Сердито плюет в сторону.
— Уж какое дело: счетоводу меня учить приходится. Как я после этого за мим досмотрю? А главное…
Он снова наклоняется ко мне и шепчет:
— Главное, Андрюша, эти десятые да сотые. И будь они прокляты!
В голосе Алешки отчаяние, большие черные глаза широко открыты.
— Ничего, вместе одолеем.
— Ведь так-то я ее, окаянную, знаю. А как считать, так каждый раз вспотеешь. Мне везде цифра кажется. Позавчера сидел, считал-считал — голова закружилась. Пошел к кадке с водой, тянусь ковшиком, а там цифра сорок девять!
Из боковых ворот выглядывает круглая белотелая женщина, в желтой кофте, с вилами в руках. Поставив к воротам вилы и поправив на голове платок, она идет вдоль стены и из-под платка разглядывает меня. Я узнаю Анну Прокопову, сноху отцовского приятеля Ермолая Петровича.
Мы здороваемся.
— А я вот конюхом, — говорит Анна и по-девичьи вспыхивает.

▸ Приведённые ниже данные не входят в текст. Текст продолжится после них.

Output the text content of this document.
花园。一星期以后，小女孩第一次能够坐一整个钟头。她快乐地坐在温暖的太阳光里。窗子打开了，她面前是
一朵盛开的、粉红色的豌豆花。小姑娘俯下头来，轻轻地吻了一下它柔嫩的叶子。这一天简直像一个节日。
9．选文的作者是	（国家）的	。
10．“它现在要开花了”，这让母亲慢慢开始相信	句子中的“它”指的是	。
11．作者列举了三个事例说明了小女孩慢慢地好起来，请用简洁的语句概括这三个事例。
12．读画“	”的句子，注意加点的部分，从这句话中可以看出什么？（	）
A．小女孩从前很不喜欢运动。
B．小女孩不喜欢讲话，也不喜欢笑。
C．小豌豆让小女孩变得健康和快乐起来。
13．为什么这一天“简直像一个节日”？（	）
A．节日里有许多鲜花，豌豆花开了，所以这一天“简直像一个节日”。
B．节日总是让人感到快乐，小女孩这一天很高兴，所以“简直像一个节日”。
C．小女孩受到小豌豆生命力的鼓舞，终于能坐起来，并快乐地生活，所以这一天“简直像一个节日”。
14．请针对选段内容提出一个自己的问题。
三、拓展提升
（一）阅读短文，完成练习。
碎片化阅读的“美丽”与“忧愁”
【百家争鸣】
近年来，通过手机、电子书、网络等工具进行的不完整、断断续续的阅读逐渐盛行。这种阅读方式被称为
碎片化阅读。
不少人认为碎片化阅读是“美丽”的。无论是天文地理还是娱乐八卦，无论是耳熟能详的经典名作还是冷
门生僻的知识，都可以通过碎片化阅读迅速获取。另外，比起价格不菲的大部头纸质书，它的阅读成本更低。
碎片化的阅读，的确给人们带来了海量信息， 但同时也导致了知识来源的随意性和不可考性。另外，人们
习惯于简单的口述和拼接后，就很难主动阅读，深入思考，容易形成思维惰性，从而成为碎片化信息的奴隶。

— Она, брат, молодец! — говорит Алешка. — Считать станет, так те дам! — И, желая ошарашить меня, выкрикивает: — Делить и умножать умеет!
Удивительного я тут ничего не нахожу, но сочувственно киваю головой.
Анна водит нас по конюшне. Слежу за отцом. Он рассматривает все с какой-то особенной настороженностью. Вот у этой кобылы натерты спина и плечи. Она суха, как изгородь.
Алешка останавливается и смотрит на отца.
— Никак не можем выправить.
— Хм! — отвечает отец. — И у Шалтыка она была не лучше.
Во дворе светло и чисто. Под ногами у лошадей золото свежей соломы.
Иногда отец что-то тихонько выспрашивает у Анны. Стоит, откинув голову назад, и сквозь очки осматривает двор. Потом, разом охладев ко всему, устало говорит мне:
— Пойдем.
Мы уходим. Алешка провожает нас до тропки.
— Знаешь что, Федорович, — говорит он отцу на прощание, — сделал бы ты мне кадочку? Вот как нужна!
Он проводит по горлу ребром ладони.
Помолчав немного, отец качает головой:
— Нет. Себе-то с грехом пополам. — И торопливо добавляет: — Я ведь на продажу не делаю.
— Я знаю, знаю, — смеясь и подмигивая мне, говорит Алешка. — На продажу ты не делаешь, а мне сделай.
Отец разводит руками:
— Да если я не делаю, так как же я тебе сделаю?
— Ну-ну, не сердись.
Лицо Алешки становится грустным, — кадочка, видимо, очень нужна.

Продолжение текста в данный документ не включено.